The Hong Kong Alliance in Support of Patriotic Democratic Movements of China was notified by police last month that they were investigating the group for working for foreign interests. This accusation was denied by the group.
Chow Han Tung (vice chairwoman of the alliance), said that this was a bad precedent for the national security police in using their power to arbitrarily label any civil organization as an agent foreign agent. She spoke at a news conference to address the police investigation.
Chow stated that the alliance "strongly denies" that it is foreign agents. "We are an organisation that was established during the 1989 democratic movement. It was founded by the Hong Kong people."
This investigation is part of a wider crackdown on Hong Kong's civil society after mass pro-democracy demonstrations in 2019. The authorities have increased control of the city by imposing a broad national security law that criminalizes opposition to the government. Many civil organizations have been forced to dissolve or had their leaders arrested by the law and other reforms.
An annual candlelight vigil is held to remember the students who were killed in 1989 when China's military suppressed large-scale pro-democracy demonstrations in Beijing's Tiananmen square.
The authorities responded to the announcement of the group in the afternoon with a warning. They reiterated their need for information about "certain foreign agents", but they didn't name any.
Hong Kong was the only Chinese city that allowed such a commemoration. In past years, thousands of people had gathered in Victoria Park in honour of the deceased. In spite of police prohibiting the vigil due to coronavirus restrictions, smaller crowds attended this year and 2020.
Police asked the alliance for any information on groups they worked with in Taiwan or overseas, and contact information. The investigation was not prompted by specific incidents.
Chow stated that the alliance had not reached a consensus about whether or not to dissolve. The alliance plans to hold another general meeting on September 25 to continue to debate the issue.

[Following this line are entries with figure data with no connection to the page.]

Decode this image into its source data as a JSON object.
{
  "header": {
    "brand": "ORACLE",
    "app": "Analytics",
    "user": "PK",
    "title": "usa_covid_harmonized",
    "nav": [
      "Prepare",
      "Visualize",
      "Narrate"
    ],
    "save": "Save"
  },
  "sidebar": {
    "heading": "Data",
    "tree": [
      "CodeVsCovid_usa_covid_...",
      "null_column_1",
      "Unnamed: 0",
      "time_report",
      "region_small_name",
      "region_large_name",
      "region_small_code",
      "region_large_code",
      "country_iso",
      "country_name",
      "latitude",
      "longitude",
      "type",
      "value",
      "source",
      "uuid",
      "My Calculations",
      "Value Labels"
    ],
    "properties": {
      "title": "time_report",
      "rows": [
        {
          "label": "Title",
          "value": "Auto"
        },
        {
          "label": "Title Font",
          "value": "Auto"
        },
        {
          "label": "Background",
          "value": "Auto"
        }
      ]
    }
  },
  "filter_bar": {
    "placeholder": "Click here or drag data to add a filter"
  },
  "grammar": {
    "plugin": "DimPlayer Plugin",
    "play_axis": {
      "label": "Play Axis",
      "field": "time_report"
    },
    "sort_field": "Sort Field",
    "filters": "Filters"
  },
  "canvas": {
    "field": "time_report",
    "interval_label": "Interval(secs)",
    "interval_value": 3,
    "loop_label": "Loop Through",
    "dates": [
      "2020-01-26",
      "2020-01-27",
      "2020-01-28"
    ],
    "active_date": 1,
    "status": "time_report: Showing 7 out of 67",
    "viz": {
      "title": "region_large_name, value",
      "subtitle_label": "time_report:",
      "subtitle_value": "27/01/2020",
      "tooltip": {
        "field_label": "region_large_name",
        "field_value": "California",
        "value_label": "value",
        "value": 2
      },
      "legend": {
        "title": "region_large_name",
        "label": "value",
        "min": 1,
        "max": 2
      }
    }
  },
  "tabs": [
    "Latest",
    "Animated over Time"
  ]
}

The prominent Hong Kong Civil Human Rights Front was disbanded by a number of members in August. In 2019, the group organized massive protests.
Hong Kong's national safety law has led to more than 100 arrests of pro-democracy activists. It outlaws secession, terrorist acts, and foreign collusion to interfere with the affairs of the city. Other activists have fled to exile.
Critics claim the law restricts Hong Kong's freedoms, which it was promised to maintain for 50 more years after the territory's 1997 transfer to China.